Çocukların Dijital Dünyada Kendilerini İfade Etme Çabası Çoğu Kez Örselenme ile Sonlanıyor

Çocukların kendi aralarında dijital dille dikkat çeken bir diğer konu başlığı arasında yer alıyor. Bu dijital dil, emojilerle, kesintilerle ve şifreli ifadelerle örülü. Yaşamın nesil farklılığından ve hızlı üretim teknolojik gelişmelerden üretilen bu dili anlama, çocukların yaşadığı zorbalığın ve yalnızlığın gözle görülür hale gelmesine neden olabiliyor. Emojilerle gönderilen bir mesaj, dışarıdan sıradan bir ileti gibi görünse de aslında alttan alta tehdit, aşağılama ya da dışlama içerir. Fazlasıyla bu iletişimin içeriği, çoğu zaman ne üreticiler ne de aileler tarafından fark ediliyor. İçinde kaybolmuşları bu dijital evrende çoğu zaman yalnız olan çocuklar aynı zamanda bir o kadar da fiziksel dünyada karşılaşılabilecek kişilerin bulunabileceğin çok daha fazlasının içinde bulunuyorlar. Dünyanın her yerindeki kalabalıklar dijital dünyada ifade etme, anlaşılmama ve korunma yollarını arama çabası çoğu kez daha da fazla örselenme ile son buluyor.
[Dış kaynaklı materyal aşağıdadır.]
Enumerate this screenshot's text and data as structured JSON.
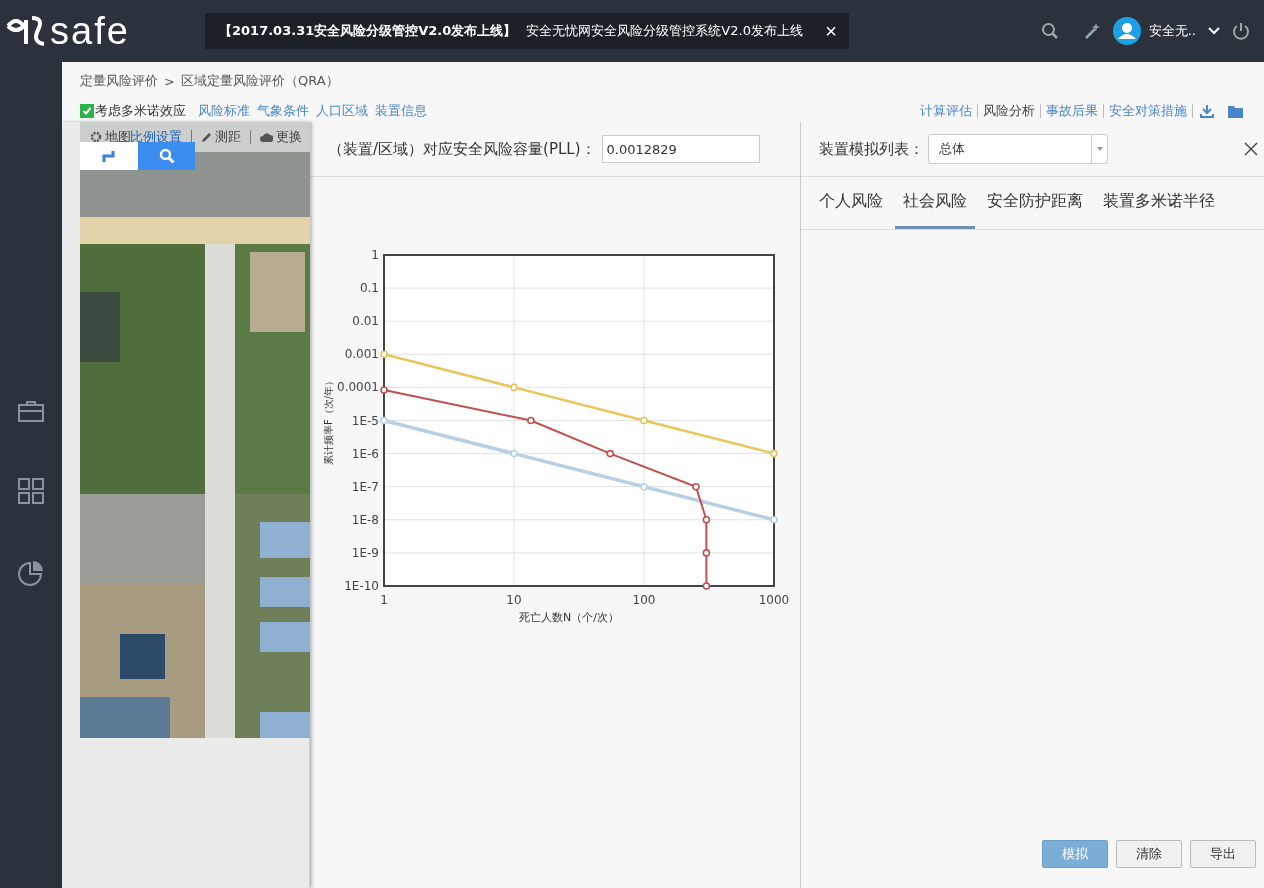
{
  "header": {
    "logo_text": "safe",
    "notice": {
      "bold": "【2017.03.31安全风险分级管控V2.0发布上线】",
      "text": "安全无忧网安全风险分级管控系统V2.0发布上线",
      "close": "×"
    },
    "user": "安全无.."
  },
  "breadcrumb": [
    {
      "label": "定量风险评价"
    },
    {
      "label": "区域定量风险评价（QRA）"
    }
  ],
  "breadcrumb_separator": ">",
  "toolbar": {
    "domino": {
      "label": "考虑多米诺效应",
      "checked": true
    },
    "links": [
      "风险标准",
      "气象条件",
      "人口区域",
      "装置信息"
    ],
    "actions": [
      {
        "label": "计算评估",
        "selected": false
      },
      {
        "label": "风险分析",
        "selected": true
      },
      {
        "label": "事故后果",
        "selected": false
      },
      {
        "label": "安全对策措施",
        "selected": false
      }
    ]
  },
  "map": {
    "tools": [
      {
        "label": "地图",
        "kind": "gear"
      },
      {
        "label": "比例设置",
        "kind": "plain"
      },
      {
        "label": "测距",
        "kind": "pen"
      },
      {
        "label": "更换",
        "kind": "cloud"
      }
    ]
  },
  "pll": {
    "label": "（装置/区域）对应安全风险容量(PLL)：",
    "value": "0.0012829"
  },
  "chart": {
    "xlabel": "死亡人数N（个/次）",
    "ylabel": "累计频率F（次/年）",
    "x_tick_labels": [
      "1",
      "10",
      "100",
      "1000"
    ],
    "y_tick_labels": [
      "1",
      "0.1",
      "0.01",
      "0.001",
      "0.0001",
      "1E-5",
      "1E-6",
      "1E-7",
      "1E-8",
      "1E-9",
      "1E-10"
    ]
  },
  "device_list": {
    "label": "装置模拟列表：",
    "value": "总体"
  },
  "tabs": [
    {
      "label": "个人风险",
      "selected": false
    },
    {
      "label": "社会风险",
      "selected": true
    },
    {
      "label": "安全防护距离",
      "selected": false
    },
    {
      "label": "装置多米诺半径",
      "selected": false
    }
  ],
  "buttons": [
    {
      "label": "模拟",
      "primary": true
    },
    {
      "label": "清除",
      "primary": false
    },
    {
      "label": "导出",
      "primary": false
    }
  ]
}
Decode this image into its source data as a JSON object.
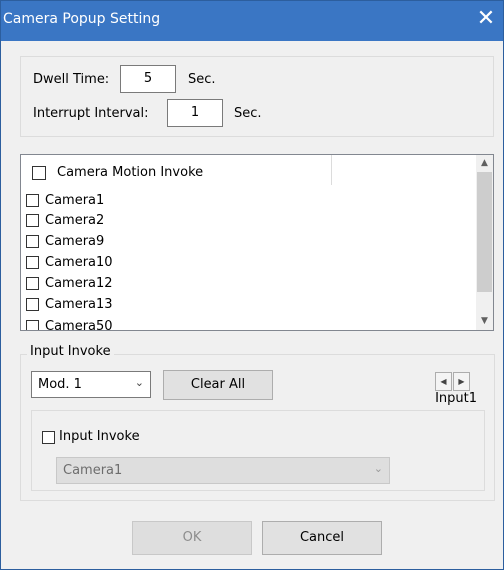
{
  "window": {
    "title": "Camera Popup Setting",
    "close_glyph": "✕"
  },
  "timing": {
    "dwell_label": "Dwell Time:",
    "dwell_value": "5",
    "dwell_unit": "Sec.",
    "interrupt_label": "Interrupt Interval:",
    "interrupt_value": "1",
    "interrupt_unit": "Sec."
  },
  "camera_list": {
    "header": "Camera Motion Invoke",
    "items": [
      {
        "label": "Camera1",
        "checked": false
      },
      {
        "label": "Camera2",
        "checked": false
      },
      {
        "label": "Camera9",
        "checked": false
      },
      {
        "label": "Camera10",
        "checked": false
      },
      {
        "label": "Camera12",
        "checked": false
      },
      {
        "label": "Camera13",
        "checked": false
      },
      {
        "label": "Camera50",
        "checked": false
      }
    ]
  },
  "input_invoke": {
    "group_label": "Input Invoke",
    "module_value": "Mod. 1",
    "clear_all_label": "Clear All",
    "current_input": "Input1",
    "checkbox_label": "Input Invoke",
    "camera_select_value": "Camera1"
  },
  "footer": {
    "ok_label": "OK",
    "cancel_label": "Cancel"
  },
  "colors": {
    "titlebar": "#3a76c4",
    "panel": "#f0f0f0",
    "border": "#dcdcdc"
  }
}
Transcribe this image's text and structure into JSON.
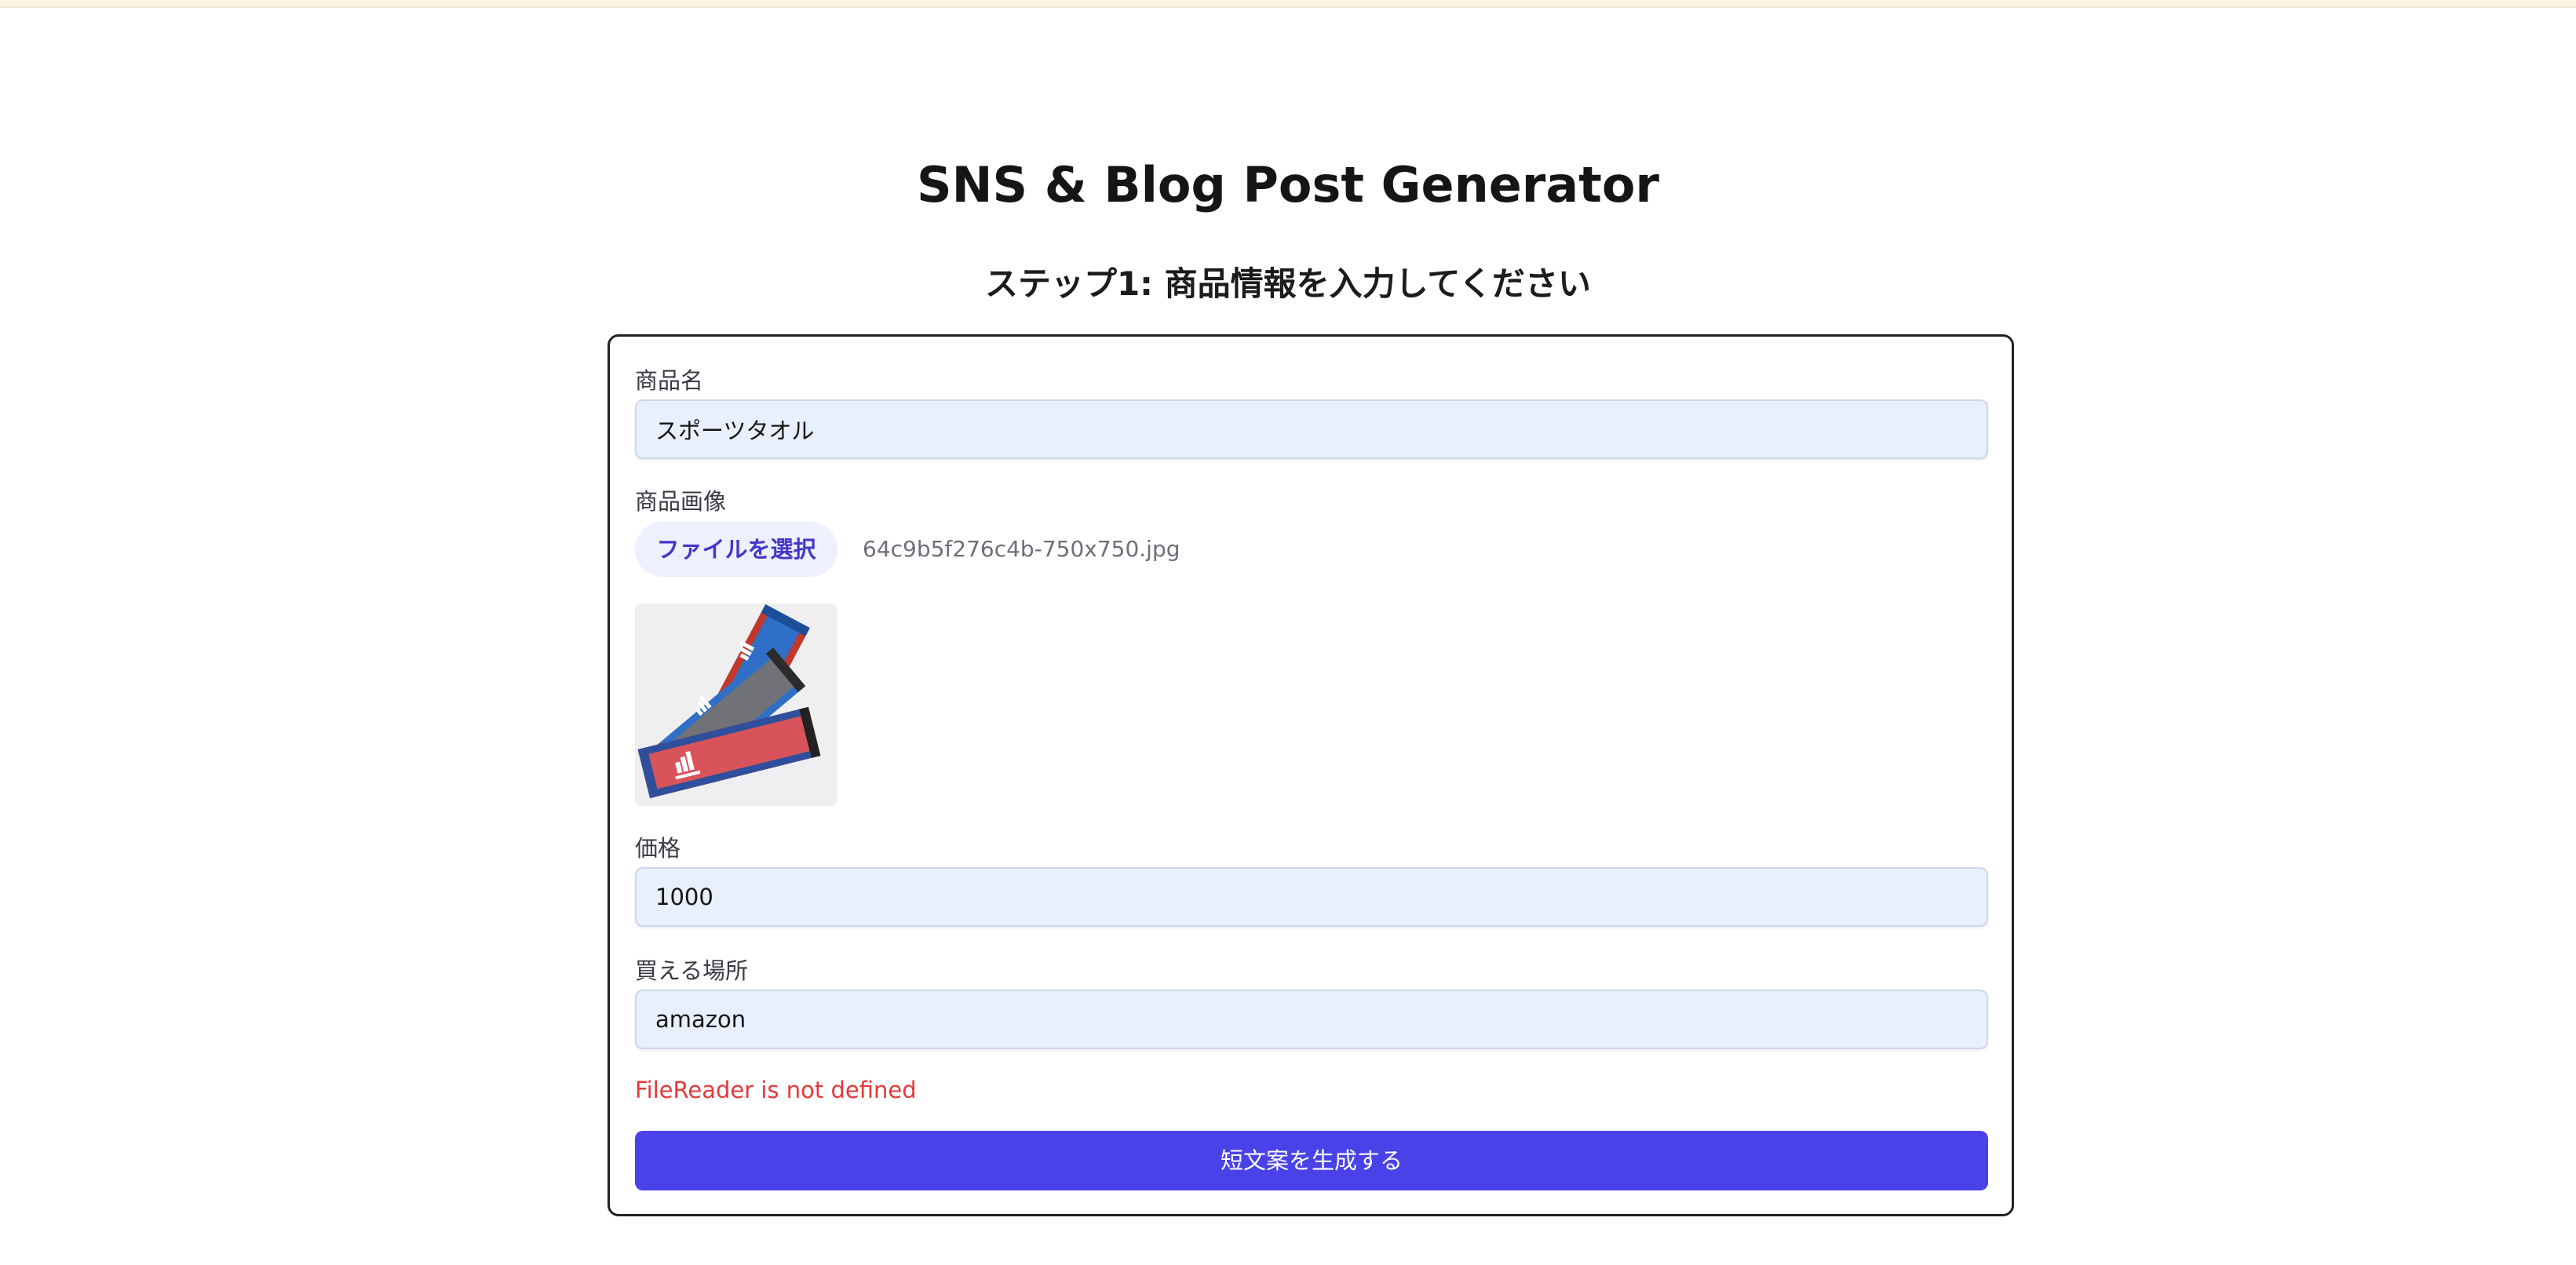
{
  "app": {
    "title": "SNS & Blog Post Generator",
    "step_title": "ステップ1: 商品情報を入力してください"
  },
  "form": {
    "product_name": {
      "label": "商品名",
      "value": "スポーツタオル"
    },
    "product_image": {
      "label": "商品画像",
      "button_label": "ファイルを選択",
      "file_name": "64c9b5f276c4b-750x750.jpg",
      "image_subject": "three folded sports towels in red, gray and blue with a white three-stripe logo"
    },
    "price": {
      "label": "価格",
      "value": "1000"
    },
    "purchase_place": {
      "label": "買える場所",
      "value": "amazon"
    },
    "error_message": "FileReader is not defined",
    "submit_label": "短文案を生成する"
  },
  "colors": {
    "accent": "#4942e9",
    "file_button_text": "#4338ca",
    "file_button_bg": "#eef0fd",
    "input_bg": "#e8effd",
    "error": "#e5383b"
  }
}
Evin Kişisel olarak görülebilen yalnızlığın da yine dizide ustalıkla sergilenmesi, parçalara birçok mesaj iletiyor. Çünkü insanların çoğu zaman çiçeklenmeip kapısını kapatması, dışsal tıbbi bir mahremiyet alanı gibi gözükse de çoğu zaman psikolojik olarak denetimsiz kaldıkları, yardım ihtiyacı ve kolaylığın dışarı bakmadığı alanlara dönüşebiliyor. Odasının kapısının ardında bir öğrenme neler izliyor, kimlerle konuştuğunu ve neler yaşadığını öğreniyorsun. Ailelerin “o kendi odasında, güvende” yanılgısı, aslında duygusal olarak yalnız kalmış, yönünü kaybetmiş bir çocuğun sessizliğini bastırmasına sebep olabiliyor.

”İletişim Yalnızca Konuşmakla Değil, gerçekten Duymak Mümkün”

Maya Vakfı Kıdemli Klinik Koordinasyon Sorumlusu ve Klinik Psikolog Melisa Varol , “Sahada karşılaştığımız yararlanıcılarımızın anlattığıklarıyla bu dizideki kurgu arasındaki farklılık, aslında herkesin yüzleşmesi bir çocuklar gereken tabloya işaret ediyor. sunulan bu aynaya bakmak önemli. açıklamalarda bulundu.